Synchrony Bank Faces Scrutiny Over Alleged TCPA and Debt Collection Violations
Synchrony Bank is facing a proposed class action lawsuit alleging that the financial institution continued to make debt-collection calls using prerecorded voice technology after a consumer revoked consent and retained legal representation.
The lawsuit, filed in the U.S. District Court for the Southern District of California, was brought by plaintiff Iman Habel, who claims the bank violated both the federal Telephone Consumer Protection Act (TCPA) and California’s Rosenthal Fair Debt Collection Practices Act (RFDCPA).
The complaint alleges that Synchrony continued contacting her through prerecorded calls despite receiving written notice that she no longer consented to such communications.
The case highlights ongoing scrutiny of debt collection practices and the legal obligations financial institutions face when communicating with consumers regarding delinquent accounts.
Allegations Center on Prerecorded Collection Calls
According to the complaint, Habel experienced financial hardship in late 2025 and was unable to maintain payments on a PayPal Credit account serviced by Synchrony Bank.
The lawsuit alleges that on January 12, 2026, Habel sent a cease-and-desist letter to Synchrony, informing it that she had retained legal counsel regarding the account and was revoking any prior consent to prerecorded calls. Despite that notice, the complaint claims that Synchrony representatives continued to contact her on her cellphone via prerecorded voice messages.
Court filings allege that more than 100 prerecorded calls were made after the revocation of consent. Habel argues that these communications violated consumer protection laws designed to regulate how debt collectors interact with consumers.
The complaint further contends that the alleged conduct interfered with her privacy and caused damages, forming the basis for claims under both state and federal law.
Consumer Protection Laws at Issue
The lawsuit relies heavily on provisions of the TCPA and the RFDCPA, two laws frequently cited in litigation involving debt collection communications.
The TCPA restricts certain automated and prerecorded calls made to consumers without proper consent. The law has been a significant source of litigation involving telemarketing and debt collection activities, particularly when consumers allege that consent was revoked or never provided.
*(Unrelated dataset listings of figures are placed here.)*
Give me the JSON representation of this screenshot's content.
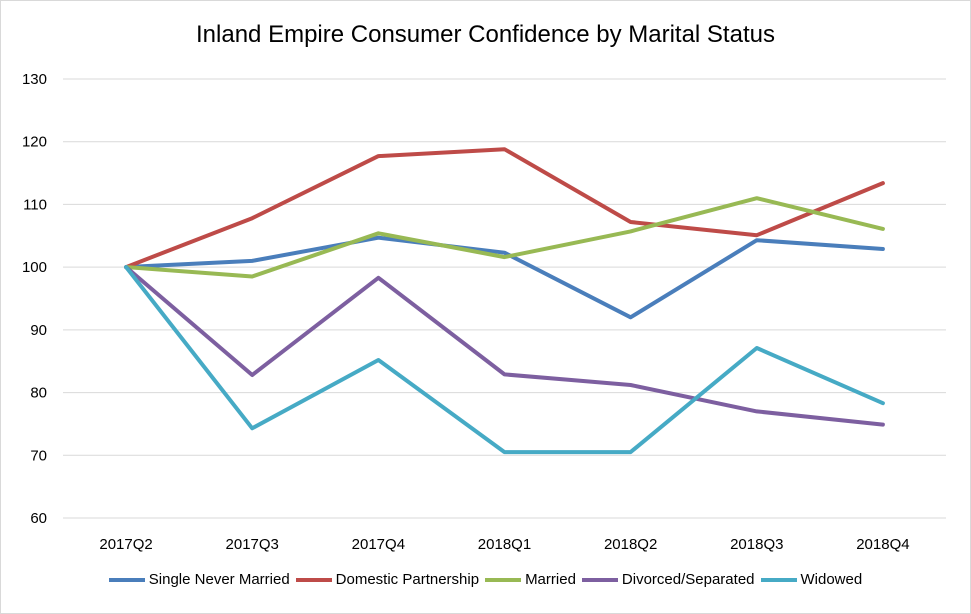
{
  "chart_data": {
    "type": "line",
    "title": "Inland Empire Consumer Confidence by Marital Status",
    "xlabel": "",
    "ylabel": "",
    "categories": [
      "2017Q2",
      "2017Q3",
      "2017Q4",
      "2018Q1",
      "2018Q2",
      "2018Q3",
      "2018Q4"
    ],
    "ylim": [
      60,
      130
    ],
    "yticks": [
      60,
      70,
      80,
      90,
      100,
      110,
      120,
      130
    ],
    "grid": true,
    "legend_position": "bottom",
    "series": [
      {
        "name": "Single Never Married",
        "color": "#4a7ebb",
        "values": [
          100,
          101,
          104.7,
          102.3,
          92,
          104.3,
          102.9
        ]
      },
      {
        "name": "Domestic Partnership",
        "color": "#be4b48",
        "values": [
          100,
          107.8,
          117.7,
          118.8,
          107.2,
          105.1,
          113.4
        ]
      },
      {
        "name": "Married",
        "color": "#98b954",
        "values": [
          100,
          98.5,
          105.4,
          101.6,
          105.7,
          111,
          106.1
        ]
      },
      {
        "name": "Divorced/Separated",
        "color": "#7d5fa0",
        "values": [
          100,
          82.8,
          98.3,
          82.9,
          81.2,
          77,
          74.9
        ]
      },
      {
        "name": "Widowed",
        "color": "#46aac5",
        "values": [
          100,
          74.3,
          85.2,
          70.5,
          70.5,
          87.1,
          78.3
        ]
      }
    ]
  }
}
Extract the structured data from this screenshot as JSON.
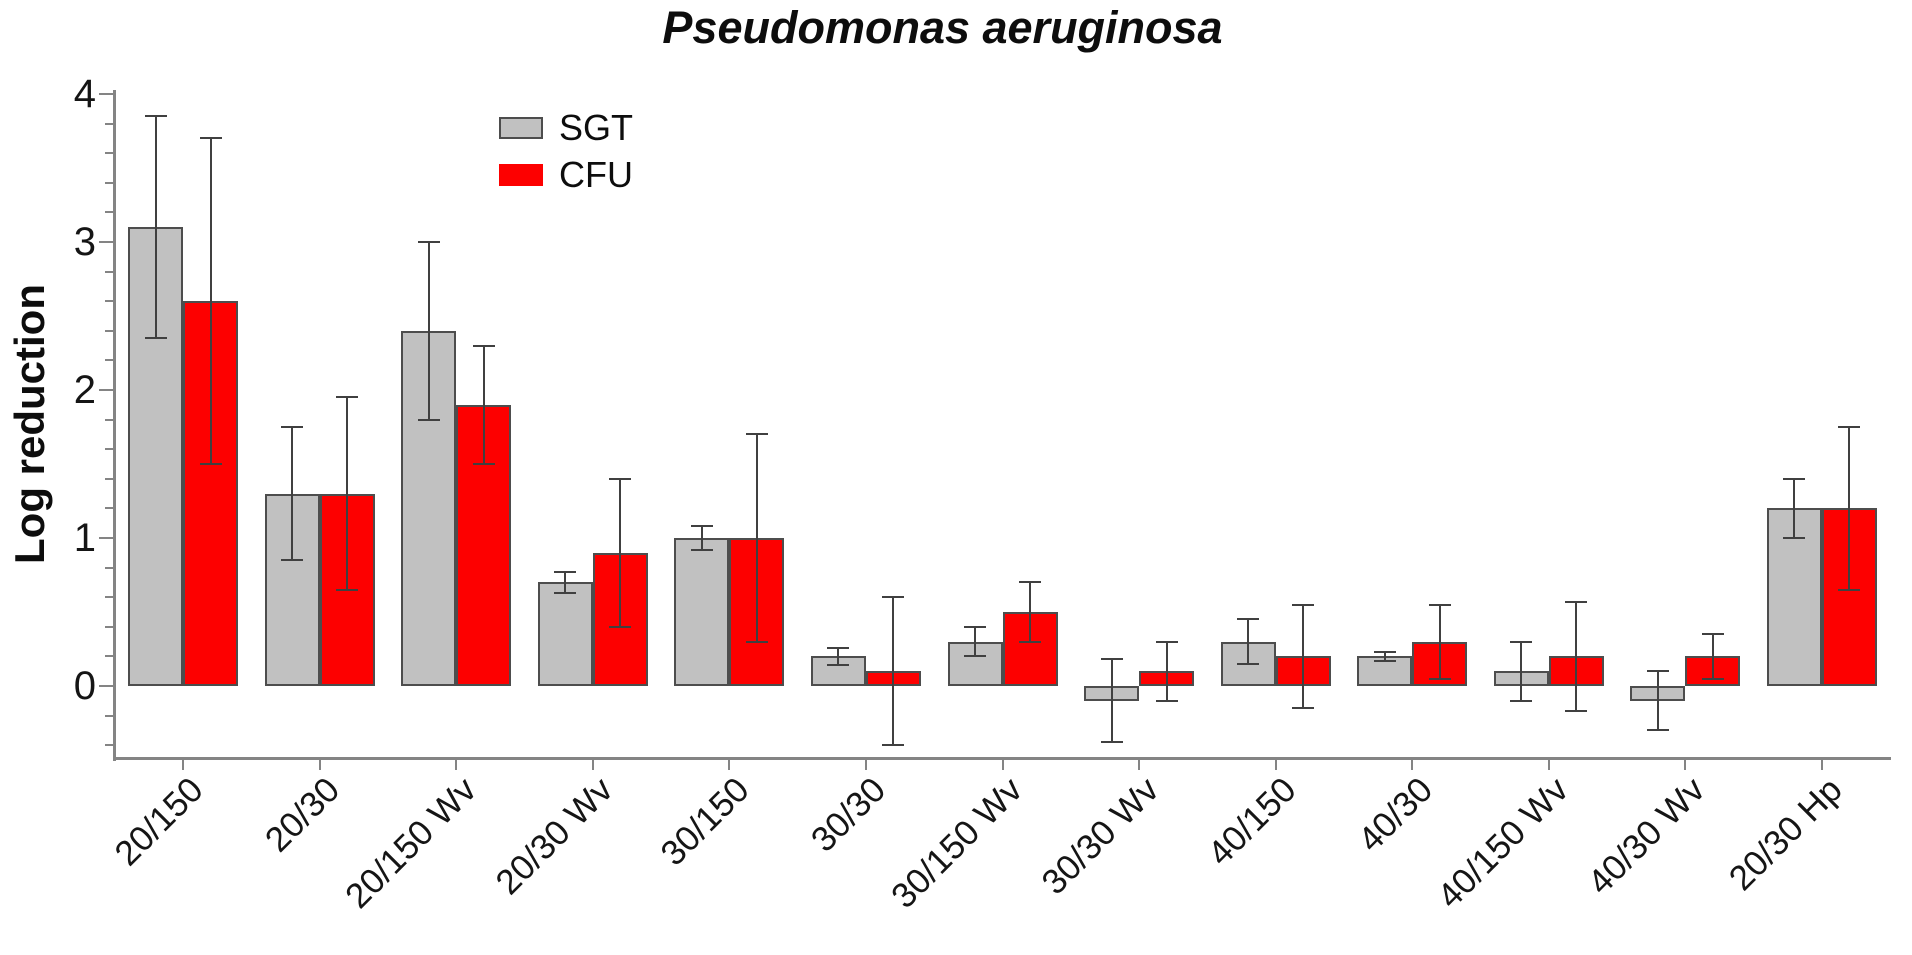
{
  "title": "Pseudomonas aeruginosa",
  "legend": {
    "items": [
      {
        "label": "SGT",
        "color": "#c1c1c1",
        "border": "#4d4d4d"
      },
      {
        "label": "CFU",
        "color": "#fd0000",
        "border": "#fd0000"
      }
    ]
  },
  "chart_data": {
    "type": "bar",
    "title": "Pseudomonas aeruginosa",
    "xlabel": "",
    "ylabel": "Log reduction",
    "categories": [
      "20/150",
      "20/30",
      "20/150 Wv",
      "20/30 Wv",
      "30/150",
      "30/30",
      "30/150 Wv",
      "30/30 Wv",
      "40/150",
      "40/30",
      "40/150 Wv",
      "40/30 Wv",
      "20/30 Hp"
    ],
    "series": [
      {
        "name": "SGT",
        "color": "#c1c1c1",
        "values": [
          3.1,
          1.3,
          2.4,
          0.7,
          1.0,
          0.2,
          0.3,
          -0.1,
          0.3,
          0.2,
          0.1,
          -0.1,
          1.2
        ],
        "errors": [
          0.75,
          0.45,
          0.6,
          0.07,
          0.08,
          0.06,
          0.1,
          0.28,
          0.15,
          0.03,
          0.2,
          0.2,
          0.2
        ]
      },
      {
        "name": "CFU",
        "color": "#fd0000",
        "values": [
          2.6,
          1.3,
          1.9,
          0.9,
          1.0,
          0.1,
          0.5,
          0.1,
          0.2,
          0.3,
          0.2,
          0.2,
          1.2
        ],
        "errors": [
          1.1,
          0.65,
          0.4,
          0.5,
          0.7,
          0.5,
          0.2,
          0.2,
          0.35,
          0.25,
          0.37,
          0.15,
          0.55
        ]
      }
    ],
    "ylim": [
      -0.49,
      4.03
    ],
    "yticks": [
      0,
      1,
      2,
      3,
      4
    ],
    "minor_tick_step": 0.2,
    "grid": false,
    "error_bars": true,
    "legend_position": "top-left-inside"
  },
  "colors": {
    "bar_border": "#4d4d4d",
    "error_bar": "#404040",
    "axis": "#848484",
    "text": "#151515"
  }
}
Meanwhile, California’s RFDCPA prohibits debt collectors from engaging in unfair, deceptive, or abusive collection practices. The statute was enacted to protect consumers while promoting confidence in the state’s credit and banking systems.
According to the complaint, Synchrony’s alleged actions ran contrary to those consumer protections by continuing collection efforts through prerecorded messages after receiving notice that consent had been withdrawn.
Proposed Nationwide Class
Habel is seeking to represent a nationwide class of consumers who allegedly received prerecorded debt-collection calls from Synchrony Bank after revoking their consent to receive such communications.
The lawsuit requests declaratory and injunctive relief, along with actual and statutory damages for the plaintiff and any class members ultimately included in the litigation. Habel has also demanded a jury trial.
At this stage, the allegations remain unproven, and the court has not determined whether the case will proceed as a certified class action.
Synchrony Previously Faced TCPA-Related Litigation
The newly filed lawsuit comes after Synchrony was involved in other consumer communication litigation in recent years.
In 2024, the company began issuing settlement payments in a separate class action that alleged violations of federal telemarketing laws. That case centered on claims that consumers received calls regarding accounts that did not belong to them.
While the circumstances differ from the current allegations, both matters underscore the legal risks financial institutions face when consumer communications are challenged under federal calling regulations.
As the case moves through the court system, industry observers will be watching closely to see how the claims are evaluated and whether the litigation provides additional guidance on consent revocation and prerecorded debt-collection calls.
The case is Habel v. Synchrony Bank, Case No. 3:26-cv-03349-AJB-BJW, pending in the U.S. District Court for the Southern District of California.